RE: EMC for windows
- Subject: RE: EMC for windows
- From: jmkasunich-at-ra.rockwell.com
- Date: Wed, 29 Jan 2003 16:18:25 -0500
- Content-type: text/plain; charset=us-ascii
"Erik Keller" wrote:
> There is one counter-example which shows that under certain
> circumstances windows will work in real-time: Mach 1, which
> is the twin of EMC hosted under windows. My theory on why
> that works is that, by definition, a step and direction system
> is open loop stable. Thus, when bill gates has internet
> explorer dump your hard drive over the internet to Redmond,
> nothing bad happens, because no step/dir pulses are output.
It's not that simple.

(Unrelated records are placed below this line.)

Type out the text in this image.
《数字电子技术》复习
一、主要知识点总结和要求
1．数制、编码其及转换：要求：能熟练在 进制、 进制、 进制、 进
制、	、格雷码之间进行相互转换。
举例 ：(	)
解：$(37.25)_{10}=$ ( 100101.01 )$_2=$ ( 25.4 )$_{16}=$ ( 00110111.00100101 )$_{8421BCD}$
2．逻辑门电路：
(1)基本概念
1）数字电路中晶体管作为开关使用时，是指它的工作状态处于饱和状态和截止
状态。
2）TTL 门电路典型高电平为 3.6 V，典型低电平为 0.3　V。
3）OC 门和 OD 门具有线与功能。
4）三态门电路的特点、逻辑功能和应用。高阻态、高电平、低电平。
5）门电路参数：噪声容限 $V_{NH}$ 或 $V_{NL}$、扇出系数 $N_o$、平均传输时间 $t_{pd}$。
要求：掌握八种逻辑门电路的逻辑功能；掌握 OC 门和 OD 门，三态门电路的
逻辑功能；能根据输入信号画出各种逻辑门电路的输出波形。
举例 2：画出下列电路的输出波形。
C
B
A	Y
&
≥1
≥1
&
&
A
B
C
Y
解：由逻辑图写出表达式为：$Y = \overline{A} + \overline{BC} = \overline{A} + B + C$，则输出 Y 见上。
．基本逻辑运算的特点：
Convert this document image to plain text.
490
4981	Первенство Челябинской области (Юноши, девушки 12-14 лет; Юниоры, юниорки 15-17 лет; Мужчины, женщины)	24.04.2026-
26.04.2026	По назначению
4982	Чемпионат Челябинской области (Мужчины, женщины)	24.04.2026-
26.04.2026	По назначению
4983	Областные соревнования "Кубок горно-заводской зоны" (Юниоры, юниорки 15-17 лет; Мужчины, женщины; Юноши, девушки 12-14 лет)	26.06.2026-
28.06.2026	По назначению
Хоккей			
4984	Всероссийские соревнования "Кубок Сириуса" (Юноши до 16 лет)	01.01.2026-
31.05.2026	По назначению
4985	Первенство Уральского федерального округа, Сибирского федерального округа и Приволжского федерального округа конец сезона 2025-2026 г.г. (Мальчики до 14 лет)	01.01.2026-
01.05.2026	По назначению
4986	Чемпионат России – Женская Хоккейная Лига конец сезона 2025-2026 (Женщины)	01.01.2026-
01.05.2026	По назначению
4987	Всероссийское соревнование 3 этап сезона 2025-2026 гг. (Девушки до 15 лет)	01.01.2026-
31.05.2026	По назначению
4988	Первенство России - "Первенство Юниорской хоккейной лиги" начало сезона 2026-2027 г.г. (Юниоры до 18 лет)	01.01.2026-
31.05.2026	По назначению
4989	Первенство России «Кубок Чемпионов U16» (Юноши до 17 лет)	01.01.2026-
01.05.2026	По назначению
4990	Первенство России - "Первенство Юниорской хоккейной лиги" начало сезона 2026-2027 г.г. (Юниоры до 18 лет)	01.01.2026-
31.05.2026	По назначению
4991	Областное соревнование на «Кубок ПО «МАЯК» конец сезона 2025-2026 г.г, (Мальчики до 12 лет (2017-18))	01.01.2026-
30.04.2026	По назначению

If the steppers were moving fast when
windoze started talking to Redmond, the pulse train would
stop abruptly. It wouldn't send the table flying, but it would
cause lost steps because the motors wouldn't stop instantly.
Since Mach1 manages to avoid lost steps, Art must be doing
something more sophisticated. I think he uses a real-time
device driver to handle the low level stuff. The driver runs
at a higher priority than almost everything else in the
computer, so even when windoze itself takes a nap, the driver
keeps doing its thing.
In other words, it's not "impossible" to do CNC under windows,
just difficult. Unmodified windows is no better or worse than
unmodified Linux for real-time stuff. With Linux, the answer
is the real-time extensions (RT-Linux or RTAI). With windows,
the answer is a real time low level driver.